Kedua, nasionalisme berlawanan dengan prinsp al Wala’ dan al Bara’
-dasar utama agama-. Orang Kristen Iraq adalah saudara mereka yang memiliki hak
sama, sementara orang India
atau Turki yang muslim tidak punya hak yang sama. Syari’at mereka mengharuskan
melebihkan ‘Uqbah ibnu Abi Mua’ayt dan Abu Jahl daripada Bilal yang Ethopia dan
Salman yang dari Parsi.
Ketiga, nasionalisme berlawanan dengan keterikatan /persaudaraan
antar mukminin. Rasulullah shallallahu alaihi wa sallam bersabda:
”Mukmin dengan mukmin lainya seperti sebuah bangunan, tiap bagian
berpegangan erat satu dengan lainnya,” [HR Bukhari dan Muslim, dari Abu
Musa Al Ash’ari].
Nabi juga menyebut:
“Cinta, Kasih sayang dan simpati
antar mukmin satu dengan lainnya seperti, kalau betis nyeri maka seluruh
tubuh meresponnya dengan kurang tidur dan demam,” [Bukhari dan Muslim dari
An Nukman ibnu Bashir].
Keempat, nasionalime berdasarkan seruan partisan (sikap berat
sebelah). Allah ta’ala berfirman,
“Ketika orang orang kafir menanamkan dalam hati mereka kesombongan
(yaitu) kesombongan jahiliyah,” [Al Fath:26].
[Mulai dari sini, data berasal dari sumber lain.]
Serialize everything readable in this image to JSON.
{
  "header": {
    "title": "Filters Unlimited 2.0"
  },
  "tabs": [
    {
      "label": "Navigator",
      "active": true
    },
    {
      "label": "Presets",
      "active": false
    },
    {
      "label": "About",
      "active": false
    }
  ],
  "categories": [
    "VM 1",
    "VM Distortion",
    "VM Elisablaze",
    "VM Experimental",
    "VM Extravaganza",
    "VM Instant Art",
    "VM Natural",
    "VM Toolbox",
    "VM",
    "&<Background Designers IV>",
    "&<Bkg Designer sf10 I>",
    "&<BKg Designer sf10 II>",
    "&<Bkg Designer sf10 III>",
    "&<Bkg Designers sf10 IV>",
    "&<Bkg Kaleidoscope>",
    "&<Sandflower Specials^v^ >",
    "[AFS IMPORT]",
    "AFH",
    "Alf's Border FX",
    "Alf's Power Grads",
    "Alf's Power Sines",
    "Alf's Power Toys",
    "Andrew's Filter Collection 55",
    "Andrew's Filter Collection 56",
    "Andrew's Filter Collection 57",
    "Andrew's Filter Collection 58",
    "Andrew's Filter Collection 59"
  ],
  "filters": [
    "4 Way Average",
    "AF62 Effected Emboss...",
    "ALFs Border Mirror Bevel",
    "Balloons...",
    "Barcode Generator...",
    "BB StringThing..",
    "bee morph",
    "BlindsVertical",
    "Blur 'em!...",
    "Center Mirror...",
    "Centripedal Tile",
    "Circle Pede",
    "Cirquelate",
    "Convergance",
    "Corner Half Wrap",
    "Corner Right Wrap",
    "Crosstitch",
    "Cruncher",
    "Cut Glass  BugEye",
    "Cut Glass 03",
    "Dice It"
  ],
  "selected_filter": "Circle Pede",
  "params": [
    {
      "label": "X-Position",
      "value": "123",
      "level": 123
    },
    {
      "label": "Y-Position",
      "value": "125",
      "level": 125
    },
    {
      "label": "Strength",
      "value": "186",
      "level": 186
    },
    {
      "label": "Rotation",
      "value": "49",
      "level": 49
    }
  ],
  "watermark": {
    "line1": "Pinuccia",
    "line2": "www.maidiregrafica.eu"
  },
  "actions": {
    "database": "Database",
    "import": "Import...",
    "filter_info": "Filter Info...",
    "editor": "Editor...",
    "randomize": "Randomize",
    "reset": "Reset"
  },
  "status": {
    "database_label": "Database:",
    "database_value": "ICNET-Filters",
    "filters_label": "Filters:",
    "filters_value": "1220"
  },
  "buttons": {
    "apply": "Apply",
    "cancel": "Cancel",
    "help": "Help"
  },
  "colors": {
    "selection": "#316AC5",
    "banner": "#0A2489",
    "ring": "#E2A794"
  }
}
Rasul shallallahu alaihi wa
sallam bersabda
“Siapa yang menyeru pada ‘ashabiyah (nasionalisme), ia bukan dari
golongan kami” (diriwayatkan oleh Abu Dawud dari Jubayr ibnu Mut’im)
[Adhillah ‘Alal-Mu’minin A’izzah ‘Alal-Kafirin].
Amirul mukminin Abu ‘Umar al
Baghdadi (rahimahullah) juga mengatakan:
“Amat menyedihkan bibit-bibit sekulerisme menyebar kebohongan,
dirumuskan berdasarkan itu, diperdebatkan berdasarkan itu, dan mengangkat
bendera kebutaan atas nama nasionalisme dan patriotisme, keduanya adalah
konstitusi bawaan Negara Majusi. Mereka membuat sumber-sumber daya Iraq –khususnya air dan minyak- menjadi hak
milik mereka yang memiliki kewarganegaraan Iraq saja! Apa yang akan terjadi
jika Rasulullah hijrah ke tanah kita? Tentu saja nabi shallallahu alaihi wa
sallam hijrah ke tempat yang bukan miliknya dan berdiam di rumah selain
miliknya. Akankah, menurut doktrin mereka, semua sumber daya itu halal untuk
beliau dan sahabat-sahabatnya? Tidak. Untuk Nabi shallallahu alaihi wa sallam
dan muhajirin setelahnya punya kuasa memimpin, lalu jika itu terjadi maka harus
menghadapi kekasaran dari perlawanan mereka!
Bagaimana tidak, orang-orang ini adalah orang-orang yang mengatakan:
‘Iraq adalah untuk
orang Iraq dan segala sumber
daya adalah untuk orang Iraq ’.
Ya, untuk semua orang Iraq
meskipun dia dari Yazidi penyembah setan atau Sabian Mandaeans. Semua –menurut
mereka- punya hak yang seimbang, apakah seorang Muslim atau Rafidi Majusi! Tak
perduli apakah orang Iraq
ini penyembah Allah yang Maha Mulia atau setan pembangkang. Hak-haknya akan
dilindungi! Wahai muwahiddin, kita yakin setiap Muslim bersaudara, meskipun dia
dari Filipina. Dan penyembah syetan adalah musuh kita meski pun dia orang Iraq
asli,” [Fa’ammaz-Zabadu Fayadhhabu jufa’a].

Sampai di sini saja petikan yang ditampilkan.